Naar boven ↑

Rechtspraak

Geen medische reden op grond waarvan appellante de consequenties van haar ontslagname niet kon overzien, noch een noodzaak voor het nemen van ontslag.

In juni 2013 deelt appellante aan haar werkgeefster mee dat zij in verband met een verhuizing naar een andere woonplaats niet meer als thuishulp inzetbaar was. Hierop beëindigt werkgeefster de voorovereenkomst op 21 juni 2013 formeel, wat zij bij brief van 29 augustus 2013 aan appellante bevestigt. UWV weigert de aanvraag voor een WW-uitkering blijvend en geheel bij wijze van maatregel op grond van verwijtbare werkloosheid. De dienstbetrekking is door haar zelf dan wel op haar verzoek beëindigd zonder dat aan de voortzetting zodanige bezwaren waren verbonden dat dit redelijkerwijs niet van haar kon worden gevergd. Appellante stelt dat zij in verband met persoonlijke omstandigheden, gelegen in voortdurende psychische druk van de zijde van haar ex-echtgenoot en diens familie, genoodzaakt was haar voormalige woonplaats te verlaten. Voortzetting van het dienstverband met werkgeefster was volgens haar om die reden redelijkerwijs niet van haar te vergen.

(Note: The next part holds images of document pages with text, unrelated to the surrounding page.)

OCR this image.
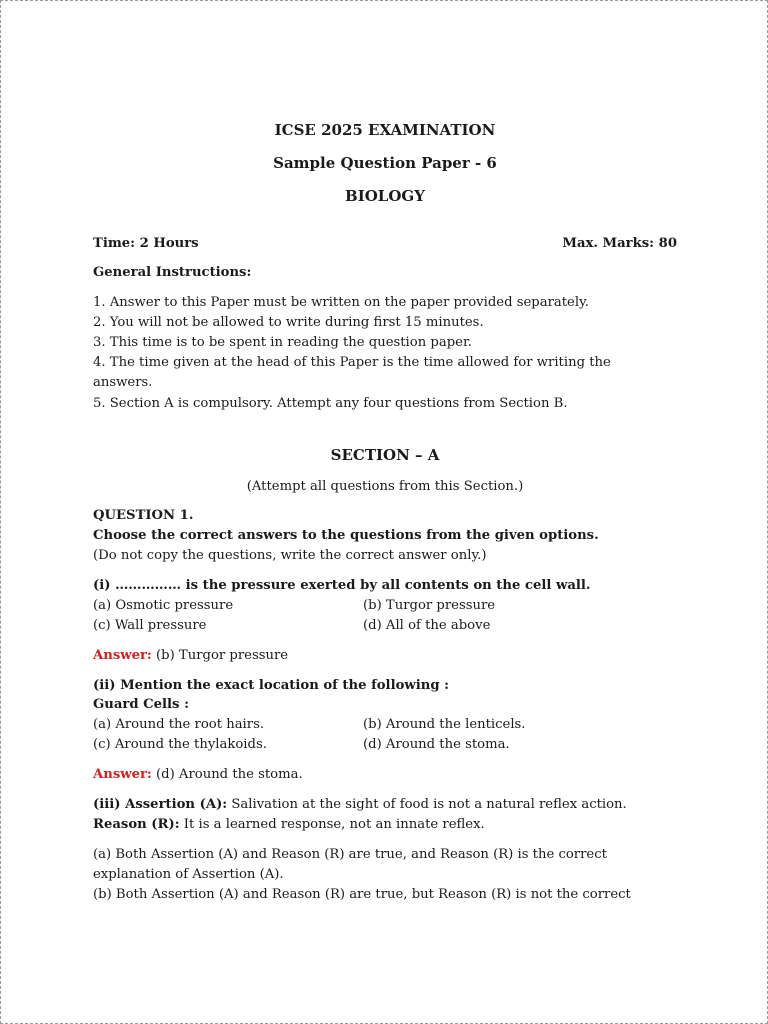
ICSE 2025 EXAMINATION
Sample Question Paper - 6
BIOLOGY
Time: 2 Hours	Max. Marks: 80
General Instructions:
1. Answer to this Paper must be written on the paper provided separately.
2. You will not be allowed to write during first 15 minutes.
3. This time is to be spent in reading the question paper.
4. The time given at the head of this Paper is the time allowed for writing the
answers.
5. Section A is compulsory. Attempt any four questions from Section B.
SECTION – A
(Attempt all questions from this Section.)
QUESTION 1.
Choose the correct answers to the questions from the given options.
(Do not copy the questions, write the correct answer only.)
(i) …………… is the pressure exerted by all contents on the cell wall.
(a) Osmotic pressure	(b) Turgor pressure
(c) Wall pressure	(d) All of the above
Answer: (b) Turgor pressure
(ii) Mention the exact location of the following :
Guard Cells :
(a) Around the root hairs.	(b) Around the lenticels.
(c) Around the thylakoids.	(d) Around the stoma.
Answer: (d) Around the stoma.
(iii) Assertion (A): Salivation at the sight of food is not a natural reflex action.
Reason (R): It is a learned response, not an innate reflex.
(a) Both Assertion (A) and Reason (R) are true, and Reason (R) is the correct
explanation of Assertion (A).
(b) Both Assertion (A) and Reason (R) are true, but Reason (R) is not the correct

De Centrale Raad van Beroep komt tot de volgende beoordeling. Vast staat dat louter persoonlijke omstandigheden aan de beëindiging van de dienstbetrekking door appellante ten grondslag hebben gelegen. Desgevraagd heeft appellante ter zitting verteld dat zij in 2005/2006 door haar ex-echtgenoot is mishandeld en in de periode daarna tot haar verhuizing in de zomer van 2013 voortdurend door hem en zijn familie werd lastiggevallen in de vorm van stalken, bedreigingen, scheldpartijen en dergelijke. Appellante heeft ervan afgezien om aangifte te doen bij de politie, omdat zij dat zinloos vond en omdat zij daarvoor te moe was. Hierdoor ontbreekt een nadere onderbouwing van de door appellante gestelde dringende persoonlijke omstandigheden. Dat appellante in een situatie verkeerde waarin haar geen verwijt kan worden gemaakt van de ontstane werkloosheid is niet af te leiden uit de informatie van de huisarts, noch uit het advies van Aob Compaz. Verder heeft een verzekeringsarts bezwaar en beroep van UWV geconcludeerd dat er geen medische reden was op grond waarvan appellante de consequenties van haar ontslagname niet kon overzien, noch een noodzaak bestond voor het nemen van ontslag. Niet is gebleken dat voortzetting van het dienstverband redelijkerwijs niet van appellante verlangd kon worden. Hierbij is mede in aanmerking genomen dat werkgeefster heeft verklaard dat appellante bij haar in dienst had kunnen blijven. Geconcludeerd wordt dat appellante de op haar rustende verplichting om te voorkomen verwijtbaar werkloos te worden niet heeft nageleefd. Er is geen aanleiding voor het oordeel dat appellante geen of niet in overwegende mate een verwijt kan worden gemaakt van het niet nakomen van die verplichting.